According to the Varonis Systems, in many of the data breaches reported in recent weeks, members of staff and/or contractors were able to delete or download thousands of files without raising concerns, because often no one was able to determine what sensitive data they had access to - and secure that data - before any information could be stolen.

There was, says Varonis, no auditing of the data or alerts being issued on anomalous behaviour as regards to access to the data within the organisations concerned.

David Gibson, the firm's director of technical marketing, says these recent attacks and breaches demonstrate how critical it is that organisations be able to answer questions such as: who has and should have access to data; who is using their access; who is abusing their access; who owns the data; and what data is sensitive?

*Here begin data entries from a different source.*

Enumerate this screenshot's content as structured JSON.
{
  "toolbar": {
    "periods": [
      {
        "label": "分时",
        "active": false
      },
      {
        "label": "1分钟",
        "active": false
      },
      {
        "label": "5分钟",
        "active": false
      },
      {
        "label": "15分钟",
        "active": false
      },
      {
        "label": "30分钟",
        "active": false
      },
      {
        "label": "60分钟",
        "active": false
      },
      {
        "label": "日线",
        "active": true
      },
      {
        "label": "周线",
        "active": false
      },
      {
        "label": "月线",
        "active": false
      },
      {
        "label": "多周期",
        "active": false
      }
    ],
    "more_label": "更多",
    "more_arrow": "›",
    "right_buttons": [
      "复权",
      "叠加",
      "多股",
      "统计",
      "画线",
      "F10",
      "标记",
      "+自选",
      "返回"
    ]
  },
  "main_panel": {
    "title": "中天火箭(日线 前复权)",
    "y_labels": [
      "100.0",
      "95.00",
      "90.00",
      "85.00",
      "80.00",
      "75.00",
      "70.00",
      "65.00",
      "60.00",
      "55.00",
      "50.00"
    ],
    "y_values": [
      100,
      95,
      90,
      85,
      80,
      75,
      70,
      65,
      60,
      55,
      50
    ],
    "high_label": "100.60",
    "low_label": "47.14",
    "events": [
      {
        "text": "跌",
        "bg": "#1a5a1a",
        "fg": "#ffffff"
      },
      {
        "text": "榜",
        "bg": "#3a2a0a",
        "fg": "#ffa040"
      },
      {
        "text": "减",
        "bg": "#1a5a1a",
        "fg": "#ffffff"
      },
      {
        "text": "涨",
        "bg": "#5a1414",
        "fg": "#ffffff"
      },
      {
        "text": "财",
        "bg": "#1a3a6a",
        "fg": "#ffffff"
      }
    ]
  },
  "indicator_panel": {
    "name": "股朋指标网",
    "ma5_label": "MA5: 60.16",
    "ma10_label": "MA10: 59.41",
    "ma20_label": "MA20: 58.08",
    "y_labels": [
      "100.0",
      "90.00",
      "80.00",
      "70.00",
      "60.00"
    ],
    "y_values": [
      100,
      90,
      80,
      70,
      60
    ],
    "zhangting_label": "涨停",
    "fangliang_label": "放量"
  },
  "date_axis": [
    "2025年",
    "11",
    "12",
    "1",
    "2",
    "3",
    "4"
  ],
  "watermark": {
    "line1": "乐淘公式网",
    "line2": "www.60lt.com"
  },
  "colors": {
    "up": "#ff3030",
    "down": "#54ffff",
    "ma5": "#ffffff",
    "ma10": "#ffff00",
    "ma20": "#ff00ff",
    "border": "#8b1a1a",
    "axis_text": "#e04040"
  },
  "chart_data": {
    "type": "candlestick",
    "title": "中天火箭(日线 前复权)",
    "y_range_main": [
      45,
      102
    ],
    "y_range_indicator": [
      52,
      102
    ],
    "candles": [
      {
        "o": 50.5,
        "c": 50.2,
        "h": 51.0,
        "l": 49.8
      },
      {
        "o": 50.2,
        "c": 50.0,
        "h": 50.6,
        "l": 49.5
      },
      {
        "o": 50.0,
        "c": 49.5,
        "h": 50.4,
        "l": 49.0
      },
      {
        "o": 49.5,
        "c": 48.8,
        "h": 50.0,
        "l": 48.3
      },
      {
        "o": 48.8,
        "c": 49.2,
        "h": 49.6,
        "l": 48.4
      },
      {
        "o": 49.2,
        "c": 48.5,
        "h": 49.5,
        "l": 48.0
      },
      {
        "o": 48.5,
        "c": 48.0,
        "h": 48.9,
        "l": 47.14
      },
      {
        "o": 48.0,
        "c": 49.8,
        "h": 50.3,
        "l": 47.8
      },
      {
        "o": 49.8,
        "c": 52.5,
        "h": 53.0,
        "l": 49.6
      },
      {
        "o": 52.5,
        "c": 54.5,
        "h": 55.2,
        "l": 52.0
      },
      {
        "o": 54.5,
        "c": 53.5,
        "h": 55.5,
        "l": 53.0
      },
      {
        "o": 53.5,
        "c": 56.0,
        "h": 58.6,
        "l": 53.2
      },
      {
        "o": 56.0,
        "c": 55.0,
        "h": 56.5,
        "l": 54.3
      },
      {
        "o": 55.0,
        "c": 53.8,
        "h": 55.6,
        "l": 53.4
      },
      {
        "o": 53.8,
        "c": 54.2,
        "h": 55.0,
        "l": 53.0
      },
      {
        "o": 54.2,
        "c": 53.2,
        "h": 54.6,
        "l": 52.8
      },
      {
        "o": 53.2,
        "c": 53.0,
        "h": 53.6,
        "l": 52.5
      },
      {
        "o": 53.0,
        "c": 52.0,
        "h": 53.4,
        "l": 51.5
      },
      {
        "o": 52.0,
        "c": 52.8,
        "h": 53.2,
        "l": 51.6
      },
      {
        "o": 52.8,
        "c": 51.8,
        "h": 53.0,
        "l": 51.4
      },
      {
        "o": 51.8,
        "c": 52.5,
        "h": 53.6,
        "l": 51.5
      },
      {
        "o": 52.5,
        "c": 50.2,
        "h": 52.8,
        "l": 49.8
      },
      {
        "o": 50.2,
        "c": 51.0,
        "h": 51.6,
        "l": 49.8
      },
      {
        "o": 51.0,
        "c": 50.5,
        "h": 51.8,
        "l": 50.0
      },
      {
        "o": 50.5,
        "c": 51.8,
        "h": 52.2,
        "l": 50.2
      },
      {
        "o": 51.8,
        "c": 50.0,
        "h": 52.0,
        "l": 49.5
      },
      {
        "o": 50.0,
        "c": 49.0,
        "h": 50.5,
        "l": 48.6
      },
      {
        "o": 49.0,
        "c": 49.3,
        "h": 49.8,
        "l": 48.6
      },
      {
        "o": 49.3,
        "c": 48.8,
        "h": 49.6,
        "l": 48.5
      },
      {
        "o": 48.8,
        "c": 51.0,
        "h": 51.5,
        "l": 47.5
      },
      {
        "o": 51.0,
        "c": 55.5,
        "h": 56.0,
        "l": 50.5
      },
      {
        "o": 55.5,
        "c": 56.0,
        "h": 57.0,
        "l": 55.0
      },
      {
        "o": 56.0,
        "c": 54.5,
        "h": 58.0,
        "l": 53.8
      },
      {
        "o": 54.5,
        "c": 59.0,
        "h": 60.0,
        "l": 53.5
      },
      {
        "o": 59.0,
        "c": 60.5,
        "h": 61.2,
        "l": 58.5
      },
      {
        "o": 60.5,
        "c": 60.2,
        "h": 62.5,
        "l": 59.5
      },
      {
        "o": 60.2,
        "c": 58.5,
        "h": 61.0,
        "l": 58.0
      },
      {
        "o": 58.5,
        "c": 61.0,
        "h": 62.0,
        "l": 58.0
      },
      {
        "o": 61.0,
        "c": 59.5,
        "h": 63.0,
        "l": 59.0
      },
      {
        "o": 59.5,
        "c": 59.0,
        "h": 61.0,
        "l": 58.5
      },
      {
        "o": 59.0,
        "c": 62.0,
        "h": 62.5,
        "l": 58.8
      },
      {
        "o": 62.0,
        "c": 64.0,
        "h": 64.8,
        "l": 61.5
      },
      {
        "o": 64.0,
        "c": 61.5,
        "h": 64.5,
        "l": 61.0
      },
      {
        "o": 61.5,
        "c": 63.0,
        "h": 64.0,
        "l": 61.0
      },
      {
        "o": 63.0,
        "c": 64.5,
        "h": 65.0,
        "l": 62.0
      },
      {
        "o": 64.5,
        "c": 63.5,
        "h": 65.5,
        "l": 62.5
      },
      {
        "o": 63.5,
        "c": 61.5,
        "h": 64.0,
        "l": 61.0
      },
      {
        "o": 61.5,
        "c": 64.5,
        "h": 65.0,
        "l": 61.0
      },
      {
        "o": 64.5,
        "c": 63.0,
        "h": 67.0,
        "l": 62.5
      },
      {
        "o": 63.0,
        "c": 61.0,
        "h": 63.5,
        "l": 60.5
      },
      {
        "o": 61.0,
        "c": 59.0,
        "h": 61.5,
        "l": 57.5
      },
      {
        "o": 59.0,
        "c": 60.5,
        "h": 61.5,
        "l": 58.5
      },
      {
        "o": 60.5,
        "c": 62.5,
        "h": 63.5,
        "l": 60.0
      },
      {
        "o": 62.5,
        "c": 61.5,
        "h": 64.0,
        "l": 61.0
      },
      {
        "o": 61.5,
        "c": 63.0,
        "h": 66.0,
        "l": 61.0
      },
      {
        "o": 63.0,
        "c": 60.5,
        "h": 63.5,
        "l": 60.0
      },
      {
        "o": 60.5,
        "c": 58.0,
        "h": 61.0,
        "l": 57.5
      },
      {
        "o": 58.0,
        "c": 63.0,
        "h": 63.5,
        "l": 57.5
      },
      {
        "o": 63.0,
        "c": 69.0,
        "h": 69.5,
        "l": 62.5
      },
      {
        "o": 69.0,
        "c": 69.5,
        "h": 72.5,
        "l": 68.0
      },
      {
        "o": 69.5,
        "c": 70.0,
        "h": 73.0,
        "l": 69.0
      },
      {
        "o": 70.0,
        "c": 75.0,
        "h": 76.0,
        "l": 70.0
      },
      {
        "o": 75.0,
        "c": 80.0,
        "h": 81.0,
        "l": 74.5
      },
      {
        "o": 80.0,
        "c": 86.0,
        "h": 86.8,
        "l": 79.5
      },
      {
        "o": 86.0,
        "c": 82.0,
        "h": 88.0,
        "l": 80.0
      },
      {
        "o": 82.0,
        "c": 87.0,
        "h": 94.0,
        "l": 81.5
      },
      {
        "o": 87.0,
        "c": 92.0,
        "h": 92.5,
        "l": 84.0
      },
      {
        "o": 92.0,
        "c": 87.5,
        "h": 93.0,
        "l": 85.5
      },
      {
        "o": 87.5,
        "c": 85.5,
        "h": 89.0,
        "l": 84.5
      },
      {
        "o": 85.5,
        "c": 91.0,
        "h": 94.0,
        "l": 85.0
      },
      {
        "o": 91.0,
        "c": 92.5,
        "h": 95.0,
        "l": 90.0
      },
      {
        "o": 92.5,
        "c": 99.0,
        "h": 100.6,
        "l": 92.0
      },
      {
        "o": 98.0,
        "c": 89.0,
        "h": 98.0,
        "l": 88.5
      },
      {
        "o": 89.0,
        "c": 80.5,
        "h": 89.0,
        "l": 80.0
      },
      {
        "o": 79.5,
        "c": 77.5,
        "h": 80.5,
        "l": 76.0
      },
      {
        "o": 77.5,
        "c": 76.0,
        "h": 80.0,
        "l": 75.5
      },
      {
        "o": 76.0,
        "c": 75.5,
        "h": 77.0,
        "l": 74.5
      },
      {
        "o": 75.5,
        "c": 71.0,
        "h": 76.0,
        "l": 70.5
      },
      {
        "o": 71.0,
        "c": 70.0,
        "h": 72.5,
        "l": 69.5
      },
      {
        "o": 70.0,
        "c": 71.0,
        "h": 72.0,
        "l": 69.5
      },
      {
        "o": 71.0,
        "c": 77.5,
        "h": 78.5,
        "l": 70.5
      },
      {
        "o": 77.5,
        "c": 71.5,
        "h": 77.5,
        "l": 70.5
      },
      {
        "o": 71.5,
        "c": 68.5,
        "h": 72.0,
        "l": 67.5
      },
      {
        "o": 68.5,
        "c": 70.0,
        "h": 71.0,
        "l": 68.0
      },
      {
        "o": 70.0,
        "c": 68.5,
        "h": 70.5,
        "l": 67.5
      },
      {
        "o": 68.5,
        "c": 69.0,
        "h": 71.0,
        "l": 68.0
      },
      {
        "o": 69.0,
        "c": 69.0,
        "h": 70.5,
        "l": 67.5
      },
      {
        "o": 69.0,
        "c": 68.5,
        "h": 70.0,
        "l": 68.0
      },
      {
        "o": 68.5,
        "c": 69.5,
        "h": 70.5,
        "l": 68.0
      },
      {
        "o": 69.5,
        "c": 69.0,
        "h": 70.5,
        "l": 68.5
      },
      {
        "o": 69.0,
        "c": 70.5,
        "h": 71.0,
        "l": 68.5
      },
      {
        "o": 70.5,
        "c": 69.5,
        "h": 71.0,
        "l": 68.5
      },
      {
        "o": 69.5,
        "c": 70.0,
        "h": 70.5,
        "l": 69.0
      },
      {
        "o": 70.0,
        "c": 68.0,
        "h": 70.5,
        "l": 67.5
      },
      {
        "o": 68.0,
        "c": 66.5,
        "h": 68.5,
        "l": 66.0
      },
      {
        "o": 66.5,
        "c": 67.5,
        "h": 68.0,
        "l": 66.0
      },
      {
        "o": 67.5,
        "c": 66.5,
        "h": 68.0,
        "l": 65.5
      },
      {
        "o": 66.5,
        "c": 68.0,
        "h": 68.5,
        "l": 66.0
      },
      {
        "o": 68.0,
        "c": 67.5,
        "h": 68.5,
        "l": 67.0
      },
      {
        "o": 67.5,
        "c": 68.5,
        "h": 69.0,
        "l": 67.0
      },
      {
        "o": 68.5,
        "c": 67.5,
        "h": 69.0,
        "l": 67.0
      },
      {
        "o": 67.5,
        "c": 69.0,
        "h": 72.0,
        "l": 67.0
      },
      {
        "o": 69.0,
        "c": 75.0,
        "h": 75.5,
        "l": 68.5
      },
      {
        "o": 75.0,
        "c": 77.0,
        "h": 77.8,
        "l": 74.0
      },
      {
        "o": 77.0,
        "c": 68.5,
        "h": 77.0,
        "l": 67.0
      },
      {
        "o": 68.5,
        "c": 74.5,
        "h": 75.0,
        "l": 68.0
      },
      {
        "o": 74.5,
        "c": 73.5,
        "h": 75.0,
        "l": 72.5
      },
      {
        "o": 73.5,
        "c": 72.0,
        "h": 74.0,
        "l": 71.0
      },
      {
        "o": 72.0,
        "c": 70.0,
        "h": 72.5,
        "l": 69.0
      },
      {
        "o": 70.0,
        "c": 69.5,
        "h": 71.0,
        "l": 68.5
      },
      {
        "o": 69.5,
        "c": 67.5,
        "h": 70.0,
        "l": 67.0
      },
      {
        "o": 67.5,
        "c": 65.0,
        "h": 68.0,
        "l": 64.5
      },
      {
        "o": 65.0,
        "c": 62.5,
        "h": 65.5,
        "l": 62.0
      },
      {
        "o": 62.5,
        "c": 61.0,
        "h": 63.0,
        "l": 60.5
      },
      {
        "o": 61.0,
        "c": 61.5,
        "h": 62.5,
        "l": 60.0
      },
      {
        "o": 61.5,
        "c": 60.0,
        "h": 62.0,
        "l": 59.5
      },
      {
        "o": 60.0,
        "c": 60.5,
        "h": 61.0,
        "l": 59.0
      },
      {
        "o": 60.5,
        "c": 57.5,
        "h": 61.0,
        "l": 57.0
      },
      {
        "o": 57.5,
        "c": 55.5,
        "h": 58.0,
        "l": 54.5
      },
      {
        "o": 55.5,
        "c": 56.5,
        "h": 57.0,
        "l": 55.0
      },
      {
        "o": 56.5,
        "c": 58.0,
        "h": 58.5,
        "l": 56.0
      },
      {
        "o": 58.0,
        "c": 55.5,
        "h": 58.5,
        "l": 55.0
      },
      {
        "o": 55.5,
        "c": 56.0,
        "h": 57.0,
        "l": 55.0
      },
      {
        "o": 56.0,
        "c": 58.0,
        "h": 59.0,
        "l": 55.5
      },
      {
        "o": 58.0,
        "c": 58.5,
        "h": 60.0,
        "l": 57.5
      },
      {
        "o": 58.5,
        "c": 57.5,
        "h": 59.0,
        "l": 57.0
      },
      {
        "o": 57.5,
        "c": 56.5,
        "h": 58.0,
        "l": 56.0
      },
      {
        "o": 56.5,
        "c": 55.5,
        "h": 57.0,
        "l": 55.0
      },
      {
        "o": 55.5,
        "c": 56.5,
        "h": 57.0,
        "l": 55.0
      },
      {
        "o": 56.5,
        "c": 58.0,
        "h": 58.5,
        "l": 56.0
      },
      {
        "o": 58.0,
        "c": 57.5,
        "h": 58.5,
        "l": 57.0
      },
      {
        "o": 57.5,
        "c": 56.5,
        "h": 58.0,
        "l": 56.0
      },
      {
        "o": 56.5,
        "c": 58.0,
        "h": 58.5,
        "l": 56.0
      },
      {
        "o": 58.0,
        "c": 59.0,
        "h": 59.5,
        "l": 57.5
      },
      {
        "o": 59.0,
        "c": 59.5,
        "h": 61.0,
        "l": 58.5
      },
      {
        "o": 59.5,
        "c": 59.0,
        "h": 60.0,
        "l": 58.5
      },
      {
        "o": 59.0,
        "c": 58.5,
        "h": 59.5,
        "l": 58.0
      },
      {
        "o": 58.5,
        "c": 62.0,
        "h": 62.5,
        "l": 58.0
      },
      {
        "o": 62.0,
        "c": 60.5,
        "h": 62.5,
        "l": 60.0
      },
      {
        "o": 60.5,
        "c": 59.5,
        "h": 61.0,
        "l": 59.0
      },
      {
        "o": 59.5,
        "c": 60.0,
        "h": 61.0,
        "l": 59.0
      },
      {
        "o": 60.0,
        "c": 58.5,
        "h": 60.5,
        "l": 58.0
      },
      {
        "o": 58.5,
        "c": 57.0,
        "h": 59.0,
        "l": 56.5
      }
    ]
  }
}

Much of the data accessed and leaked in recent breaches, he notes, was composed of unstructured or semi-structured data - documents, spreadsheets, images, presentations, video and more - that resided on file shares accessible throughout the organisation concerned.

According to Varonis, more than half of the files and data that employees can access within any organisation are not relevant to them, with stale and excessive permissions rarely revoked.

In many cases, says Varonis Systems, an organisation’s data is open to global access groups - effectively everyone on the system - with no reliable way of remediating access without impacting the business via traditional processes.

Furthermore, the firm adds, more than half of the data on file systems, NAS devices, SharePoint sites and email systems lacks an owner - something that Gibson says represents a profound failure when it comes to basic management and protection of data.

Against this backdrop, Gibson argues that organisations must ensure that controls are in place to mitigate the risks of data leakage, theft and loss arising from excessive access rights and permissions and non-existent audit trails.

Automated data governance, he says, is fundamental in securing an organisation's intellectual property and competitive edge. Manual permissions and group changes are unreliable and often error-prone.

In many cases, he adds, the IT group is unable to reliably identify business owners of data sets or involve data owners in the governance process.

Determining who has access to a data set, which folders a user or group can access and identifying unneeded permissions can be a challenge, and often IT is completely unable to answer questions such as, “Who accessed or deleted my data?"